I’ll say it: I’m scared of pay-to-play editorial opportunities in 2014. I know that sounds like rookie anxiety, but no eye-rolling, please (at least for a paragraph or two). I completely understand that advertorial is nothing new and that it’s a dear and eternally present part of the world of published content.
But something’s fishy in 2014.
As of this writing, The New York Times is also set to launch its “native advertising” platform, which will feature “information provided by marketers that is designed to look more like the articles it appears alongside.”
And Forbes has blown out its BrandVoice advertising offering, through which sponsors can contribute targeted content co-branded with the publication.
Forbes’ staffer Lewis Dvorkin put our minds at ease in February with this attempted Jedi-mind trick (transparently titled The Birth of Brand Journalism and Why It's Good for the News Business): “BrandVoice and similar content marketing initiatives can be discomforting for traditional journalists. They needn’t be. Products like BrandVoice draw a bright shiny line between journalist and marketer for all to see.”
Oh, phew. I was totally discomforted for a second there. Now I see that paid placement is actually good for journa – waaait a second.
When my team hops over to the Wall Street Journal to pitch new insight from an expert on Cloud technology, should it be discomforting that Deloitte has paid to place 4 articles on tangential subjects on the CIO page? When we try to reach a human being at Forbes with suggested content from a high powered, top tier industry thought leader, should we be discomforted when we’re redirected to BrandVoice or ignored completely?
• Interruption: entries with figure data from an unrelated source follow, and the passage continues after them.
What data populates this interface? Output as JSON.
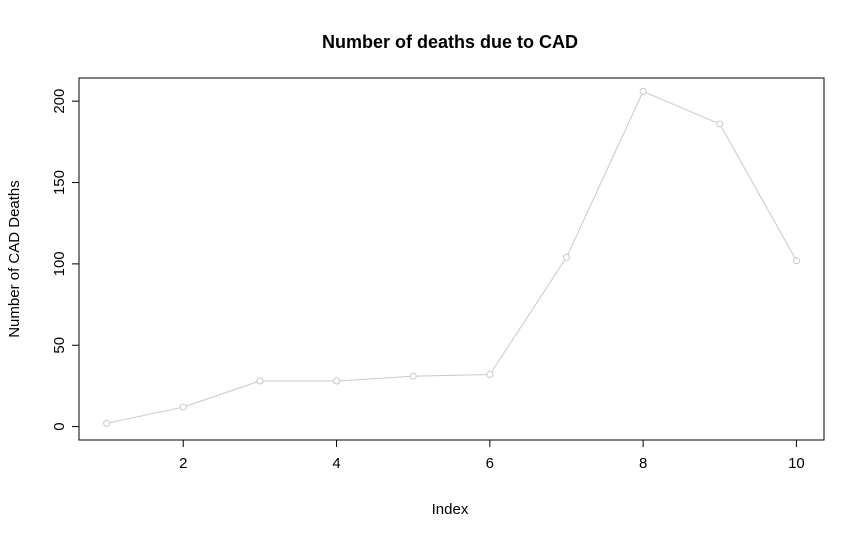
{
  "chart_data": {
    "type": "line",
    "title": "Number of deaths due to CAD",
    "xlabel": "Index",
    "ylabel": "Number of CAD Deaths",
    "x": [
      1,
      2,
      3,
      4,
      5,
      6,
      7,
      8,
      9,
      10
    ],
    "series": [
      {
        "name": "CAD deaths",
        "values": [
          2,
          12,
          28,
          28,
          31,
          32,
          104,
          206,
          186,
          102
        ],
        "color": "#c8c8c8",
        "marker": "open-circle"
      }
    ],
    "xlim": [
      0.64,
      10.36
    ],
    "ylim": [
      -8.24,
      214.24
    ],
    "x_ticks": [
      2,
      4,
      6,
      8,
      10
    ],
    "x_tick_labels": [
      "2",
      "4",
      "6",
      "8",
      "10"
    ],
    "y_ticks": [
      0,
      50,
      100,
      150,
      200
    ],
    "y_tick_labels": [
      "0",
      "50",
      "100",
      "150",
      "200"
    ],
    "grid": false,
    "legend": "none"
  }
}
Sorry Lewis, I’m not buying. As a former journalist, PR pro, and owner of an agency that fields both PR and advertising, I remain discomforted with the current and near-term state.
I do, however, believe that true earned media will win its way back into the hearts of publishers. Here’s why:
- PR is the second oldest profession for a reason. When the first business sprang up, the best way to grow Wheels R Us (wheel making is obviously the oldest profession) was to prove in an unbiased forum that the company’s wheels were worth the investment. That has never changed and it never will.
- Advertising is, in the end, more about lead generation than PR. The co-branding on WSJ and through Forbes will only remain subtle until the advertisers push to make the logo bigger, include service offerings below articles, and demand access to subscriber databases (already underway, in many cases). As these changes creep in, refer to bullet #3. The gig is up.
- Readers notice when publishers accept money to place content. Given time, they will seek out an unbiased source for critical information; it’s the nature of news and insight. In a business now ruled by traffic and analytics, when readers stop looking to WSJ/Deloitte for direction and start jumping to a new source, the walls will crumble quickly.
So make no mistake, I’m not going all Chicken Little here. Smart public relations has gone 20 rounds with pay-to-play through the decades, and this isn’t the final blow over the long term; the credibility of unpaid insight and commentary will always win in the end.
But I predict the 2014 bout will go to paid placement by TKO. Eventually, we’ll see the inevitable reader backlash and there will be a natural restoring of order. Until then, PR needs to turn up its creative cap, invest in some Kevlar vests, and evolve to overcome the hostile environment of dominant pay-to-play.